Chicago's street gangs live and die by one set of uncompromising rules

September 18, 1994|By New York Times News Service

CHICAGO -- Street gangs, a fact of life in this city since before the Tommy gun, don't forgive mistakes easily. Losing even a $10 bag of dope can land a gang "brother" in the hospital.

The gang's enforcer does not want excuses. No matter whether it was the police who took the dope or a holdup man with a .357, nobody messes with the gang's money, rules or reputation. Nobody. Neighborhood legend has it that one Black Disciples leader beat his own brother to the ground for violating the rules.

It is a cold world indeed, and most of the gangs, whether the Black Disciples, Latin Kings or Simon City Royals, a white gang, live and die basically by the same set of do's and don't's, although enforcement takes many forms. For example, someone who wants to quit might be shot in the leg before being allowed to leave. Or be thrown out a sixth-floor window. Or receive a "pumpkin head," a beating so bad the head swells to the size and shape of a jack-o'-lantern.

Bigger mistakes that really hurt business -- like killing the wrong child and bringing too much police heat down on the organization -- can push a gang member, no matter how young and foolish, into his grave.

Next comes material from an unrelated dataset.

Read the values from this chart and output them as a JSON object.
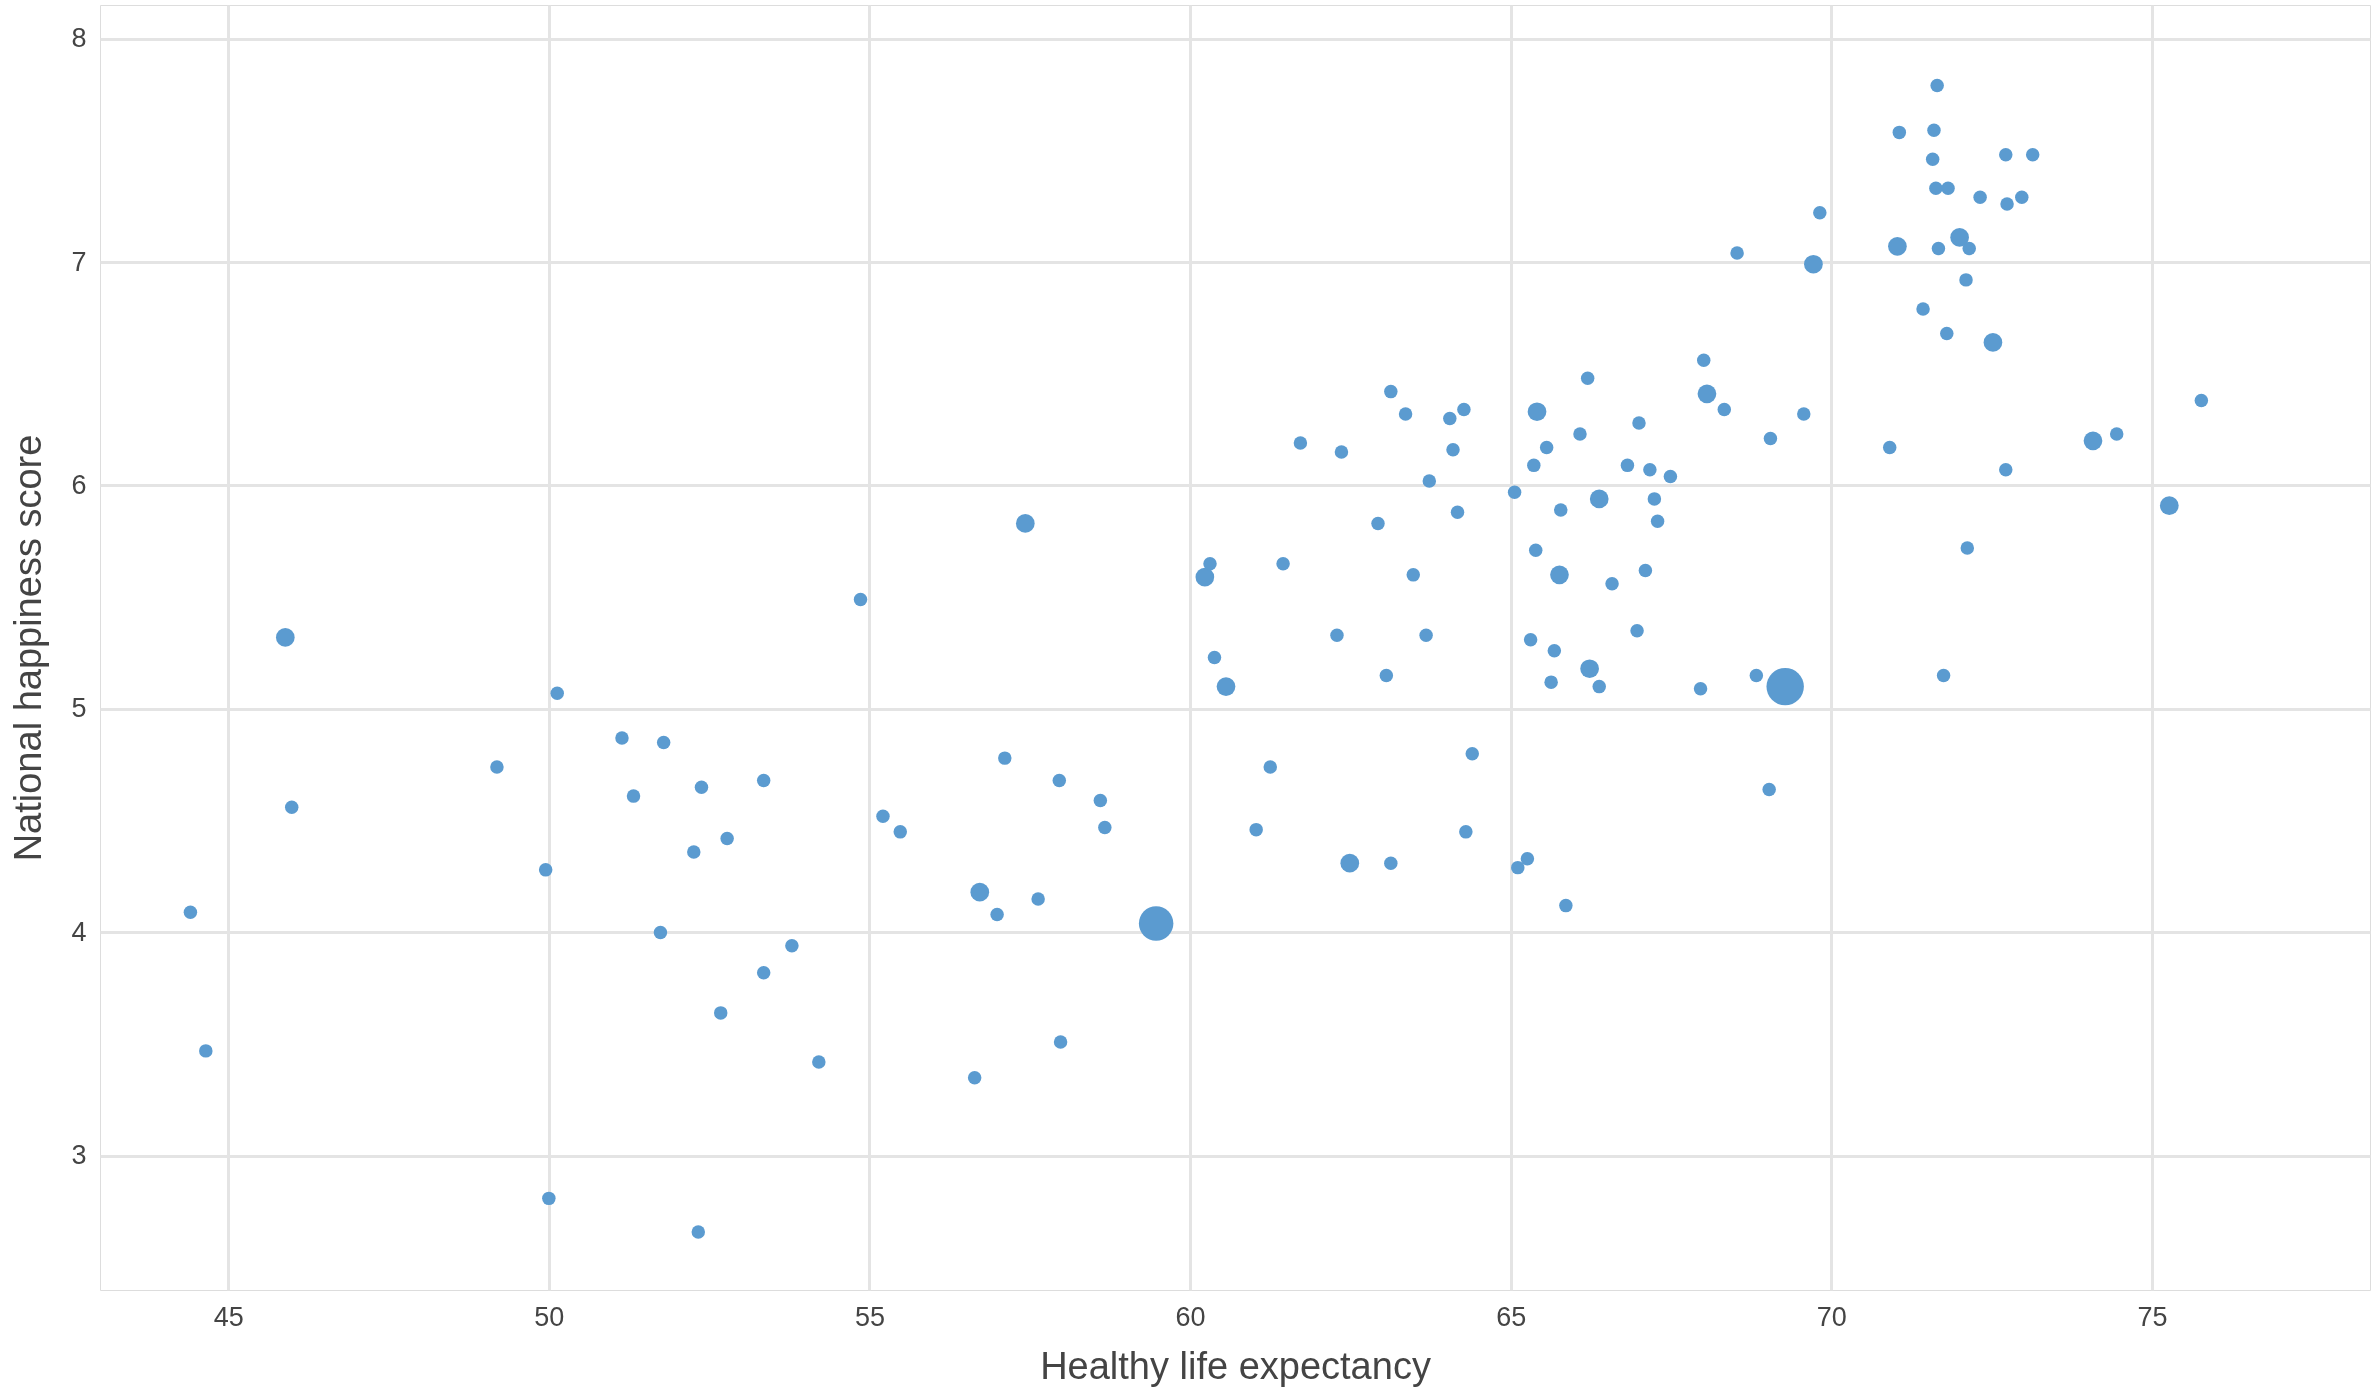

The police say 11-year-old Robert Sandifer, a member of the Black Disciples, also known as the BDs, was executed for just that reason. He killed the wrong kid.

The police say there are from 2,000 to 10,000 BDs in sets scattered throughout Chicago's South and West Sides. On paper, at least, they are well organized, with flow charts of responsibility, rules, myths, prayers, secret handshakes, weekly meetings, dues and fancy titles for the leaders, many of whom are well into their 40s and celebrating birthdays in prison.

At the bottom is the foot soldier, someone like Robert, who the police say was trying to work his way up by his deeds on the streets.

"The more violent you are," said Sgt. Matt Brandon of the public housing police, "the higher up in the gang you go."

The BDs are among the most notorious gangs in the city, though theirs is the same formula for success embraced by all the gangs: violence, threats, drugs, and a sense of family and everlasting love for their members.

But it is often love on loan, as Robert discovered when he killed a 14-year-old girl last month while apparently shooting at some Gangster Disciples, former allies of the BDs who are now bitter enemies. Three days later, Robert was dead, shot twice in the back of his small head.

Despite such cold-blooded executions, the gangs have little trouble recruiting members. Children join for a variety of reasons: fear, money, lack of jobs, protection, kinship, recreation, excitement or because a big sister or brother belongs.

In these neighborhoods, joining a gang is the urban equivalent of joining the Cub Scouts or a Brownie troop in the suburbs. For a lot of the older gang members, it is a matter of simple economics. They often cannot find legal work and certainly nothing that pays nearly as well as crime.

But gangs are not without their defenders. Hal Baskin, a former gang member who now works closely with the police, the gangs and the schools to curtail violence, said only a small percentage of gang members cause serious trouble. He said that the gangs could be used as a force for good and that in Englewood, his struggling South Side neighborhood, they help keep the peace.

"They have captivated the minds of young people," he said. "Why reinvent the wheel? Let's work with the organizations and make them more positive."

Still, he is talking about legitimizing groups whose primary bond is violence. An 18-year-old BD said recently that fear was what made him join three years ago, and it was what made him stay, even though he longed to quit and "get my life together."

"Around here, if you're not in a gang, they still think you're in a gang," he said. "You can't walk to school. You can't go where you want, when you want, so you might as well be in a gang. Then at least when trouble starts, you ain't by yourself. You got some aid and assistance. You got a chance to live."